Stop stealing their fish

Reuters is telling us that the EU has announced a 35 percent rise in development aid to poor countries in Africa, the Caribbean and Pacific (ACP), "as part of efforts to stem migration into the wealthy bloc". Thus, the "aid package" to be shared among the 77 ACP countries over the 2008-13 period will total €22 billion ($28.1 billion).

The announcement was made as EU and ACP ministers met in Papua New Guinea to discuss migration together for the first time. "Managing migration for the benefit of development is a new priority of EU development assistance," says a commission statement.

But, as we have pointed out, here and here, the current wave of migration to the Canaries, which has triggered this sudden "generosity", is entirely due to the effect of the predatory third country fishing agreements, which are depriving Africans of their livelihoods.

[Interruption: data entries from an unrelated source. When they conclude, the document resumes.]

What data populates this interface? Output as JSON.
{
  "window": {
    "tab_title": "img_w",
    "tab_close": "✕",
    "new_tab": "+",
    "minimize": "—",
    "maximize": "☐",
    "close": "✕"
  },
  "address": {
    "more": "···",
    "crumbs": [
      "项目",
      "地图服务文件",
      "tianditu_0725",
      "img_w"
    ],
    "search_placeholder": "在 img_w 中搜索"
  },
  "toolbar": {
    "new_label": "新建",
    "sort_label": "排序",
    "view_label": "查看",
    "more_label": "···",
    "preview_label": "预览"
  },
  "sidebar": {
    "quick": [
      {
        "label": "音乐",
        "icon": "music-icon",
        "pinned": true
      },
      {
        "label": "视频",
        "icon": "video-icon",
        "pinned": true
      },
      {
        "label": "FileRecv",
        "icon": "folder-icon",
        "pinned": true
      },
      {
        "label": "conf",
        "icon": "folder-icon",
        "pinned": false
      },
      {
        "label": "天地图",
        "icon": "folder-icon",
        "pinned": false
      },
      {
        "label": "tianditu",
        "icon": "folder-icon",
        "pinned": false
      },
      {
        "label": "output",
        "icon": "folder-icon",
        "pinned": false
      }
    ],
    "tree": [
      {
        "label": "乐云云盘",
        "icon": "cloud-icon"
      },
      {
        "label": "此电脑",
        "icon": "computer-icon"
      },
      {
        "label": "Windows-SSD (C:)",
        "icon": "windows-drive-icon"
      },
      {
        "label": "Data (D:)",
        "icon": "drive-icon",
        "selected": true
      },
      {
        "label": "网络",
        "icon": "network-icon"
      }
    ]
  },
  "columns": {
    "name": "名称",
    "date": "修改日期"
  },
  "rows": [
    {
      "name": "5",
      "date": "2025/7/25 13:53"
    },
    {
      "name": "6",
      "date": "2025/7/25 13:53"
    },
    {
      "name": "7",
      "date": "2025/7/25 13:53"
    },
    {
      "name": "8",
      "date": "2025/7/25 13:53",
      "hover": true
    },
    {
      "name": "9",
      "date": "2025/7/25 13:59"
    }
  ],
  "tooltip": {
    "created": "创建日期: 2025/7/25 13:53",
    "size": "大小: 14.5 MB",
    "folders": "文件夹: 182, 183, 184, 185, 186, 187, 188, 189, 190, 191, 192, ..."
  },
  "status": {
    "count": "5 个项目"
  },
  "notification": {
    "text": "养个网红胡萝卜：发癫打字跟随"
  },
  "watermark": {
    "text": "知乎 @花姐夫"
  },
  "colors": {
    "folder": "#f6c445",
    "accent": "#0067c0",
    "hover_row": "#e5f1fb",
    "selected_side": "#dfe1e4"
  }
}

The immediate answer, therefore, is to stop stealing African fish. Scrap these deals and help these countries develop their own fishing industries, complete with processing facilities which give the added value.

Instead, having created the mess – with the use of a not inconsequential sum of taxpayers' money – the EU is now proposing to spend even more taxpayers’ money, much of which will go nowhere near the people who really need assistance, and which will do nothing to tackle the underlying problem which was largely created by the EU.

Nevertheless, the EU will be able to bask in a warm glow of smug, self-congratulation as it parades its largesse as evidence of its social conscience, while the media and politicos avert their gaze to the growing crisis as still more thousands of Africans brave the perilous sea journey, and many more thousands die.